EAST VILLAGE — Cooper Union students received a late-night email Monday notifying them of a tuition hike, but by Wednesday the school scrapped the plan after opposition from students, DNAinfo New York has learned.

Students said they were informed at the beginning of the week that the school would add an "overload charge" to people taking more than 19.5 credits in a semester.

They stayed up into the early morning hours strategizing, and by Tuesday night, they had gathered more than 250 signatures on a petition to reverse the decision and to remove the university's president, Jamshed Bharucha, from consideration for contract renewal.

In a school-wide memo issued Wednesday afternoon, the school's vice president for finance said the students' swift, urgent response taught him about "the culture of Cooper Union."

"Having seen yesterday’s reaction to the overload charge, I can say that I am still learning about the culture of Cooper Union," wrote Vice President for Finance and Administration Bill Mea, who joined the school's administration in September. "I value our unique character and I wish to honor it."

The school only started charging tuition this academic year, after 100 years of being completely free, and Cooper Union still offers scholarships to every student that cover half of the $40,000 yearly tuition.

But Abdullah Siddiki, a freshman electrical engineering student, said a student council representative informed him and his classmates by email late Monday night that the school will be charging extra per credit for classes taken after 19.5 credits per semester.

"For so many years, the Cooper Union was a place for brilliant minds to achieve to any caliber that they desired, regardless of their income," Siddiki said. "The students believe that we are being stripped of what we believe the Cooper Union stands for, and as a result [we] are taking action."

Individual courses at the college range from 1.5 credits to 4 credits.
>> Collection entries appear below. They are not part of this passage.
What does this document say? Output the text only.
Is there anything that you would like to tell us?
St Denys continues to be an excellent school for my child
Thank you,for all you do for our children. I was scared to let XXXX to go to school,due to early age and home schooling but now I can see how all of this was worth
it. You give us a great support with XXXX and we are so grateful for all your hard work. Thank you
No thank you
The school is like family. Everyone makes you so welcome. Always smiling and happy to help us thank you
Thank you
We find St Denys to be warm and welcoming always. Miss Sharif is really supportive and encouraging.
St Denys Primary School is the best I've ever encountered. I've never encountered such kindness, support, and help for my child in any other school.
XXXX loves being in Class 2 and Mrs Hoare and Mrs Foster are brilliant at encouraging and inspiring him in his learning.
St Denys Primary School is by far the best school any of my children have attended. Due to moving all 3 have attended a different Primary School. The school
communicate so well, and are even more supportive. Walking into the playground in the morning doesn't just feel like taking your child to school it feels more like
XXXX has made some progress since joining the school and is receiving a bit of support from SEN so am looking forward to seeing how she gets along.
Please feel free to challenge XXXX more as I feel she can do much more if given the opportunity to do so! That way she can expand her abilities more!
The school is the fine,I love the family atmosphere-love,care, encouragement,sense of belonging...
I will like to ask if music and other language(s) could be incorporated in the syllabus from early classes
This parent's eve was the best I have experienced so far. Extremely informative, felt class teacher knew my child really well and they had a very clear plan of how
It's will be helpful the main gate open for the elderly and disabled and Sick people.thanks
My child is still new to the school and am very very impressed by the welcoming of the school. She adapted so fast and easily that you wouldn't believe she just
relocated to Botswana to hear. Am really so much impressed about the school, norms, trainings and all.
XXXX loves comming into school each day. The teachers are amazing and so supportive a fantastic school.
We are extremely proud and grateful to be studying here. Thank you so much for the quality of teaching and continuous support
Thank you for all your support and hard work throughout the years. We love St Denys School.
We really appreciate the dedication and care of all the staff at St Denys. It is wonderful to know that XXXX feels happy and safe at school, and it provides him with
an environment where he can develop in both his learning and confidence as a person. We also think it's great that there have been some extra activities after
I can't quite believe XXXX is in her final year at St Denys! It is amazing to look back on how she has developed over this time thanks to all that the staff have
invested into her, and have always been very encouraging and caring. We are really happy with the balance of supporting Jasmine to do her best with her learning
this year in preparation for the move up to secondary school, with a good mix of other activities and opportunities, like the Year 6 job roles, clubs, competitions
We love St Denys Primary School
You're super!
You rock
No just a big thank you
Students in different majors are expected to take different numbers of classes: Architecture undergrads, for example, typically take 18 credits each semester of their freshman year, while engineering undergrads typically take 18 or 19 per semester for their first and second years.

The school charges per semester rather than per course, and students pay roughly $20,000 or a little less per semester, depending on when they enrolled in the school. That's roughly $1,000 per credit.

Students said they were told under the new policy, each additional credit after 19.5 would cost $1,200.

"I saw this tution and fees schedule as 'normal' for higher education institutions and thus thought implementing it would be a normal course of operations," Mea said in his memo.

But the students' response convinced him otherwise, Mea wrote.

"This is certainly not the time to implement such a policy, and it may never be the right time to do so," Mea wrote. "I cannot promise that this will never be implemented, since such policies can help refine the balance between actual course enrollments and the resources needed to accommodate them.

"But if such a policy change is considered in the future," Mea added, "I will ensure all affected constitutencies are included in that conversation."